I allow that some difficulty exists, because of the fact that the husband was an able-bodied man, from which I think it would follow that the wife, after his place of settlement was discovered, had no longer a claim to parochial relief. But if the husband had been a pauper I see no room for question. He cannot have two settlements at the same time, so that the one shall support him, and the other shall perform his obligation to support his wife. The same rule applies to the case of pupil children.

Nor can it, I think, be doubtful that if the children are to be supported by the parish which is maintaining the father, the obligation continues after his death. On the occurrence of that event they became paupers in their own right, but they have no settlement other than the settlement of their father.

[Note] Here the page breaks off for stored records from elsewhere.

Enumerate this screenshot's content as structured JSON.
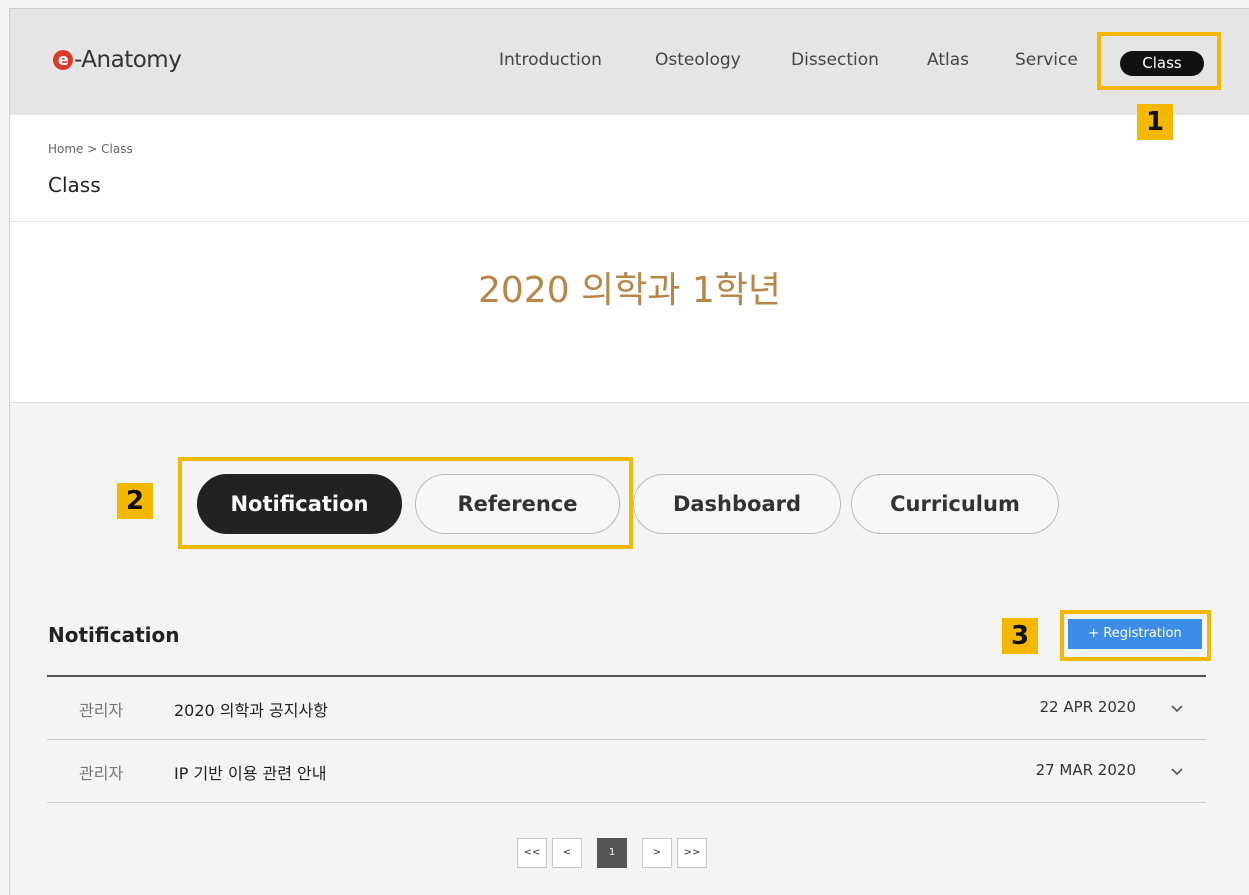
{
  "header": {
    "logo_mark": "e",
    "logo_text": "-Anatomy",
    "nav": [
      "Introduction",
      "Osteology",
      "Dissection",
      "Atlas",
      "Service"
    ],
    "nav_active": "Class"
  },
  "breadcrumb": {
    "home": "Home",
    "separator": ">",
    "current": "Class"
  },
  "page_title": "Class",
  "banner_title": "2020 의학과 1학년",
  "tabs": [
    "Notification",
    "Reference",
    "Dashboard",
    "Curriculum"
  ],
  "active_tab": "Notification",
  "section": {
    "title": "Notification",
    "register_label": "+ Registration"
  },
  "notices": [
    {
      "author": "관리자",
      "subject": "2020 의학과 공지사항",
      "date": "22 APR 2020"
    },
    {
      "author": "관리자",
      "subject": "IP 기반 이용 관련 안내",
      "date": "27 MAR 2020"
    }
  ],
  "pagination": {
    "first": "<<",
    "prev": "<",
    "current": "1",
    "next": ">",
    "last": ">>"
  },
  "annotations": [
    "1",
    "2",
    "3"
  ],
  "colors": {
    "accent": "#f4b800",
    "title": "#b98548",
    "button": "#3d8de8",
    "logo": "#d93a2b"
  }
}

I am aware that in the case of Greig, 3 R. 642, the Lord President says that the rule that “desertion is equivalent to death admits of no qualification except in this respect, that desertion only remains equivalent to death so long as the desertion lasts. The deserting husband may return, and then a new rule may come in to fix the parish which is to maintain him or his wife and family.” The other Judges expressed opinions to the same effect, and I am sensible that they are of great weight. But if they can be read as applicable to the species facti which exists here, they were obiter only, for they were not necessary for the disposal of the case which was before the Court. A husband had deserted his wife at a time when he had a residential settlement to which the wife became chargeable. More than four years had elapsed from the date of the desertion, so that the husband, if alive, would have lost his residential settlement. The question was, whether the burden of maintaining his wife was thereby transferred to his birth settlement, The Court held, for the purposes of that question, that the desertion was equivalent to death, and that the husband could not lose his residential settlement after his death. They decided nothing more. They did not consider what was to be the effect of the husband being himself chargeable, and known to be chargeable, to another parish. So far as I see, the case of Wallace was not quoted, and I am not surprised. It had no bearing on the question which was before the Court.

I am therefore of opinion that the parish of Ormiston is bound to support the children, but only from the date of notice, viz., 27th October 1892.

Lord Trayner was absent.

The Court found that the parish of Ormiston was bound to support the three pupil children of George Bathgate from and after October 27th 1892, the date of the statutory notice sent by Prestonpans to Ormiston.

Counsel:

Counsel for the First Party— Ure— G. Stewart. Agents— Mackenzie, Innes, & Logan, W.S.

Counsel for the Second Party— Maefar— lane— Younger. Agents— W. & J. Burness, W.S.